The route remained out of use until the 1920s, when the Kaniere Hokitika sawmill was built on the site of today's Christian church on Kaniere Road. This sawmill was later owned by Stuart & Chapman. The sawmill owners renovated the track to transport logs from the bush to Hokitika and built logging railroad branches that linked their sawmill with the Kaniere forestry operations at McKay Creek.

A second-hand NZR D class steam locomotive was used on the tramway by the Kanieri-Hokitika Sawmilling Co. 1928–1951.

A Barclay steam locmomitive with works No 1299 of 1912 was used from 1924 to approximately 1950 by the Kanieri Hokitika Timber Co. It was an 'Improved Meyer' design with a 0-4-4-0T wheel arrangement and a weight of 24 tons originally used on the May Morn Estates Tramway. It proved quite satisfactory. The frame of the locomotive was last seen at Kaniere about 1973.
A Johnston 16 wheeler and Price Cb locomotives also worked the Kaniere Hokitika Sawmills Ltd tramway. The Price Cb was reputedly destroyed in a runaway in the early 1950s.
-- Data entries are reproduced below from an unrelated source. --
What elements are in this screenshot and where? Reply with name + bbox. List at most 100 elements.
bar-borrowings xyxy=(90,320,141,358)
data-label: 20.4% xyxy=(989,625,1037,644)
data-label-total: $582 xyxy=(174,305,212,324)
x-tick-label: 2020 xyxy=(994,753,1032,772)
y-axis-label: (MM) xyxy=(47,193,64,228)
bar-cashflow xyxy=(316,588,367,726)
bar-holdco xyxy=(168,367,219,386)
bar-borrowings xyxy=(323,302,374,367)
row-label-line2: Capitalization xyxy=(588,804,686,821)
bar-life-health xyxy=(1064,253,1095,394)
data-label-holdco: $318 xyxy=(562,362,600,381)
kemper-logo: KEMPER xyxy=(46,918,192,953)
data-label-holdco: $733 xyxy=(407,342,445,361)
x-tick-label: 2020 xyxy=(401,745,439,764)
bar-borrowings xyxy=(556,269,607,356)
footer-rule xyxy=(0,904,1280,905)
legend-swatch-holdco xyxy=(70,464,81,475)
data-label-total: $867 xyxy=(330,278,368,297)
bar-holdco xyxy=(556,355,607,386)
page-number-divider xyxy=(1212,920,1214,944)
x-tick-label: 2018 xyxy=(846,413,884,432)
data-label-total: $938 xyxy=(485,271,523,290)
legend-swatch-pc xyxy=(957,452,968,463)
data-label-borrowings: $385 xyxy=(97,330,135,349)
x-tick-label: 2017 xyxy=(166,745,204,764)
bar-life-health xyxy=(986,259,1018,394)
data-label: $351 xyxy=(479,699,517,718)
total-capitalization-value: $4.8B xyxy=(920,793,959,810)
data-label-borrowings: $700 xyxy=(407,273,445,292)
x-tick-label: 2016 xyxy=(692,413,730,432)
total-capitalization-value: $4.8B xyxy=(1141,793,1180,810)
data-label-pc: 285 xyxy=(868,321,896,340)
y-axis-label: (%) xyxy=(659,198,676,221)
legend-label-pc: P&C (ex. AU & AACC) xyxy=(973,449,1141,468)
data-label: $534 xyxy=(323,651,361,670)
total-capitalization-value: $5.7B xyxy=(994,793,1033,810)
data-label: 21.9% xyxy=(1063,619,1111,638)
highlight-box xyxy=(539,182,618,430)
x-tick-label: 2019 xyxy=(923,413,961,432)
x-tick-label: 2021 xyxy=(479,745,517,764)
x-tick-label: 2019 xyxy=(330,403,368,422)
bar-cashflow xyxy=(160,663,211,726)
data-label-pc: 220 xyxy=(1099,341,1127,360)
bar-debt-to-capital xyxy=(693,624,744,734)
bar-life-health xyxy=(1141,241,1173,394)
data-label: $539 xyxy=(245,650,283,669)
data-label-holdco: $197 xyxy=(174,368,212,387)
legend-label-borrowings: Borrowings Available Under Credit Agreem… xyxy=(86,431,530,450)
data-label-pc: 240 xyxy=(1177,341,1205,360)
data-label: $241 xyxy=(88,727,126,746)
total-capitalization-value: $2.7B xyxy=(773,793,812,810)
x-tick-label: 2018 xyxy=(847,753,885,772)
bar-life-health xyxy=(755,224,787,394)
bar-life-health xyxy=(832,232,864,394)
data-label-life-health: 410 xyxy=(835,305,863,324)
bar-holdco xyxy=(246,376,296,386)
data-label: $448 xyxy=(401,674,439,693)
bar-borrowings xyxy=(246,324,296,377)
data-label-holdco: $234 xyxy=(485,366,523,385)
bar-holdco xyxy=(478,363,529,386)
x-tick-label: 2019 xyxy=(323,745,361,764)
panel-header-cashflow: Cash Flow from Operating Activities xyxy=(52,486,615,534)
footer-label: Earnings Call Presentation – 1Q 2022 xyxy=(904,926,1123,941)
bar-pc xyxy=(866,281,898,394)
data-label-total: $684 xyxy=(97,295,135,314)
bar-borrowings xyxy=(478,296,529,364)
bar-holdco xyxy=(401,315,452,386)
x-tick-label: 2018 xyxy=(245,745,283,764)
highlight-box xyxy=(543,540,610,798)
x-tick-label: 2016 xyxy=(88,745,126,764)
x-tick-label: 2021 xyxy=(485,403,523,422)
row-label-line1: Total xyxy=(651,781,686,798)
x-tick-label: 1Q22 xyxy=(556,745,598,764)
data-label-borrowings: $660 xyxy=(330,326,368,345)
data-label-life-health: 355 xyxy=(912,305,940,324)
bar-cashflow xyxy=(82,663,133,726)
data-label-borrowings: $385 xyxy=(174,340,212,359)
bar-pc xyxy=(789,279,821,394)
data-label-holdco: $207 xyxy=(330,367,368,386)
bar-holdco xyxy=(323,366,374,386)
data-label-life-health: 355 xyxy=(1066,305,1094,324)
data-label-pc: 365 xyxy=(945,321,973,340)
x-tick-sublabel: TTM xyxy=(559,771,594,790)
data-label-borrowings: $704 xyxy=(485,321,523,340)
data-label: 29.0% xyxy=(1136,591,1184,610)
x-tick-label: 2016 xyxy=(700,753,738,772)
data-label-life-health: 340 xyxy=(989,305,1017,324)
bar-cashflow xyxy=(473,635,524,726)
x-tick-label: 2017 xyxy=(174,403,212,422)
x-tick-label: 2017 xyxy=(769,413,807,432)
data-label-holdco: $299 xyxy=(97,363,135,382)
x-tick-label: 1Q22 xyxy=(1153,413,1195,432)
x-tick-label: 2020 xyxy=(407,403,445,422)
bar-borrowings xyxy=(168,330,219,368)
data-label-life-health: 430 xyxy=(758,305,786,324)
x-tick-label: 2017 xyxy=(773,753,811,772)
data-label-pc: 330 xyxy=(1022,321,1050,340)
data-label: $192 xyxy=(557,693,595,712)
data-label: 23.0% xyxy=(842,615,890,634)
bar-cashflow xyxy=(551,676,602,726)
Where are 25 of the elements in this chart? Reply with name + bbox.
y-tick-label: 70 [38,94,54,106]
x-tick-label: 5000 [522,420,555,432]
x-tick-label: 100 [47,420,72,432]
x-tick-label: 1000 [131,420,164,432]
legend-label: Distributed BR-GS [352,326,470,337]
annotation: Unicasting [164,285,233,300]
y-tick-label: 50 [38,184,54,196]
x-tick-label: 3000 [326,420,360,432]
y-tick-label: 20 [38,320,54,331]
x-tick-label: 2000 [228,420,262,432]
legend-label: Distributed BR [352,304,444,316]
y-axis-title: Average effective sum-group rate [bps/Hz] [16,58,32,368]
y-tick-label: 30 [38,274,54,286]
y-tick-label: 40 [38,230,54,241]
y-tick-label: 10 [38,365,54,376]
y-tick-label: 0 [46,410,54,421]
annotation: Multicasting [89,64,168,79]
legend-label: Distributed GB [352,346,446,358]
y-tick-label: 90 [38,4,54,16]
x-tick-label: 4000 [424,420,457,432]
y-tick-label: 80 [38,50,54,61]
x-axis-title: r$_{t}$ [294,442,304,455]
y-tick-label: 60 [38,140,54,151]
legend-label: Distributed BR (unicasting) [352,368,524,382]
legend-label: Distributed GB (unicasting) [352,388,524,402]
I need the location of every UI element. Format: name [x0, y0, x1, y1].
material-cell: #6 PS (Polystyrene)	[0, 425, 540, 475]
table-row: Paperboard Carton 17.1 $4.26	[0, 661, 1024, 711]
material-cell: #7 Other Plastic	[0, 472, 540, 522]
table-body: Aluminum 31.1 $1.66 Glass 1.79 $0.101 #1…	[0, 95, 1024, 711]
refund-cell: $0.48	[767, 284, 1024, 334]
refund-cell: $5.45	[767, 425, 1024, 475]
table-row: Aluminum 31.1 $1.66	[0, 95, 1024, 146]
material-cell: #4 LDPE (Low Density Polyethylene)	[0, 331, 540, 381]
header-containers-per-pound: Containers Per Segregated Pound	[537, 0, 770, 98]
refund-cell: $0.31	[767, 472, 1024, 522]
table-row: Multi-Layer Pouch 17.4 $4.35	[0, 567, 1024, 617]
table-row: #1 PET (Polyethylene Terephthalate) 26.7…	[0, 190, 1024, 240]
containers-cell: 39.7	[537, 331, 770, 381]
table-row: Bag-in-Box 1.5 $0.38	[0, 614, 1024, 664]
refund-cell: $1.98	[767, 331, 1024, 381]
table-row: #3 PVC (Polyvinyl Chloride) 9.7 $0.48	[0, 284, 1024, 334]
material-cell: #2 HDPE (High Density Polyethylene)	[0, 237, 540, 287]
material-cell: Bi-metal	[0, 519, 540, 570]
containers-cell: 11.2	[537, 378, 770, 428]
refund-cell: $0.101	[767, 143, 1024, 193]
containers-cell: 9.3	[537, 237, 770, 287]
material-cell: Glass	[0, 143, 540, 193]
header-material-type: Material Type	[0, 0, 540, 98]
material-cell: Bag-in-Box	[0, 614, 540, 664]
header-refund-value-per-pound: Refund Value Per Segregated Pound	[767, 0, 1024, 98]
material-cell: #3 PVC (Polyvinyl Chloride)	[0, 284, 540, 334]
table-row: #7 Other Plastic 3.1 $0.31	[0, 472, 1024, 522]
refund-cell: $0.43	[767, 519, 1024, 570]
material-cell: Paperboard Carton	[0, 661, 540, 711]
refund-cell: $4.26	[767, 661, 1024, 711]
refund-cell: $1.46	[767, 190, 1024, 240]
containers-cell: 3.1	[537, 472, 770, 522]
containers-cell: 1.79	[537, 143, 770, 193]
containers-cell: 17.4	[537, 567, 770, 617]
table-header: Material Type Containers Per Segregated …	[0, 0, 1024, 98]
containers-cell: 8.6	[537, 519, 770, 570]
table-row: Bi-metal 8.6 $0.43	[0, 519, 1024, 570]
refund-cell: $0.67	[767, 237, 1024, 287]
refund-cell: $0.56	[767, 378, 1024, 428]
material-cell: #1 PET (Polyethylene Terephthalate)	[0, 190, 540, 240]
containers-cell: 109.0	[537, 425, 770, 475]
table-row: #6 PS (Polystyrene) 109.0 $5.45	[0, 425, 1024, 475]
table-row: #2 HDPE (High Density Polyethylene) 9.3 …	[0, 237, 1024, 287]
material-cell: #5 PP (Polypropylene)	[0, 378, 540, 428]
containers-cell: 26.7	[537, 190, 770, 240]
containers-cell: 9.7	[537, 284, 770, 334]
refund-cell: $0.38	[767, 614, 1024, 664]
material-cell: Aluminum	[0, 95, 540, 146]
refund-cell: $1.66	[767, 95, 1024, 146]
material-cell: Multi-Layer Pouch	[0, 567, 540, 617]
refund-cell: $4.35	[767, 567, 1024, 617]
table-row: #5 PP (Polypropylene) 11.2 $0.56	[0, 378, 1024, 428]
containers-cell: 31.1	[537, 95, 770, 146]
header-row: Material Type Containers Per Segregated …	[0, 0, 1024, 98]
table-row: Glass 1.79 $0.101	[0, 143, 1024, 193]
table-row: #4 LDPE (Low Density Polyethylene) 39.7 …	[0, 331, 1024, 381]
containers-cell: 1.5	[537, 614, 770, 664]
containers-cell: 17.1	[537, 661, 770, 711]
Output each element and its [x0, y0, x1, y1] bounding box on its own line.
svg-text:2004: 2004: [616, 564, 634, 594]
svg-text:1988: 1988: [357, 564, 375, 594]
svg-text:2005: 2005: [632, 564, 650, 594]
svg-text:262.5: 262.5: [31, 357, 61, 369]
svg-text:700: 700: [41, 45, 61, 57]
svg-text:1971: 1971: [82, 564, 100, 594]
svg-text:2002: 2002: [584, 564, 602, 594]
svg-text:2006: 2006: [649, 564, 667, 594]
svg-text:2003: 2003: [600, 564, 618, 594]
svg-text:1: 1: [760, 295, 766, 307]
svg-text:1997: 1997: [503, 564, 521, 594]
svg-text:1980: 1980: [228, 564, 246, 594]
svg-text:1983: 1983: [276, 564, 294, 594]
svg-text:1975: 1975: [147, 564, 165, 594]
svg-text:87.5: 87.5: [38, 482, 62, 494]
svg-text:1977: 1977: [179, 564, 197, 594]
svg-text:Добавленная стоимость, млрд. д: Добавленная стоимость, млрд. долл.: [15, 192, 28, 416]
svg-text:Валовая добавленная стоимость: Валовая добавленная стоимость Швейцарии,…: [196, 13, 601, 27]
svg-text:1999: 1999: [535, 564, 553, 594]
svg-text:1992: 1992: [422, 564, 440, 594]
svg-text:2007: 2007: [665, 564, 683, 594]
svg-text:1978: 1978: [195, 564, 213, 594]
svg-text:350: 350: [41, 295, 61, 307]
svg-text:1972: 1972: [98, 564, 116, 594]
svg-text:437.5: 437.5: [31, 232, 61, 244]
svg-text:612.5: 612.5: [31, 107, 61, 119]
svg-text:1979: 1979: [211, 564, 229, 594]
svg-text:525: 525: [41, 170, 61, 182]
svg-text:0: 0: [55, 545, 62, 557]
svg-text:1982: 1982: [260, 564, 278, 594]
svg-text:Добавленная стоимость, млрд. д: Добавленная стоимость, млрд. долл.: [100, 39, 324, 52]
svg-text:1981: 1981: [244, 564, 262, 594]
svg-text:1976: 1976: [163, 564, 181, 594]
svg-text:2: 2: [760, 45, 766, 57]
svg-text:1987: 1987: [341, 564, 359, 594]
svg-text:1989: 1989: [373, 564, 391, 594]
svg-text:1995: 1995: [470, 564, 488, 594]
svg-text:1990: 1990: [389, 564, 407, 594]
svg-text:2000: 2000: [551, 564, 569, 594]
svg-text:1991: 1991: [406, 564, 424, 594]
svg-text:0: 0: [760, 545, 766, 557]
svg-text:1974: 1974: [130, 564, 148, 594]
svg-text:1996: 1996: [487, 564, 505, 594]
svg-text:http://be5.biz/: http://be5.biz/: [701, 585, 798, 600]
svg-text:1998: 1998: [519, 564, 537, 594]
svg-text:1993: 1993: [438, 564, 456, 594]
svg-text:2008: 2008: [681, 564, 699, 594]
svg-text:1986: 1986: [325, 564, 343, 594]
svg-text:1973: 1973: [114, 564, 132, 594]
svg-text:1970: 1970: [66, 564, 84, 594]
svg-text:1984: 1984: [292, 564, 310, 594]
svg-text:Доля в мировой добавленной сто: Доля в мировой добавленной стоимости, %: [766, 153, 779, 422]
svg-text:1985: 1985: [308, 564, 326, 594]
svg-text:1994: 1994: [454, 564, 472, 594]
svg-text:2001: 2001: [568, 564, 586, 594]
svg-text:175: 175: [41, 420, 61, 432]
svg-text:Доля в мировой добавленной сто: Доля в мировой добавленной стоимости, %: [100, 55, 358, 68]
A petrol or petrol/TVO driven 10/20 or 15/30 sled unit operated around 1962.

The tramway was used to transport logs to the Stuart & Chapman sawmill, until it was replaced by road transport in the 1950s. It continued to transport sawn timber by rail to the railway station of Hokitika, until the sawmill was destroyed by fire on 8 May 1966, 100 years after the construction of the first tram.

==Today's use==
Part of the route is still in service as a siding along the Gibson Quay of Westland Milk Products. On the remainder of the right-of-way a cycleway/walkway was created.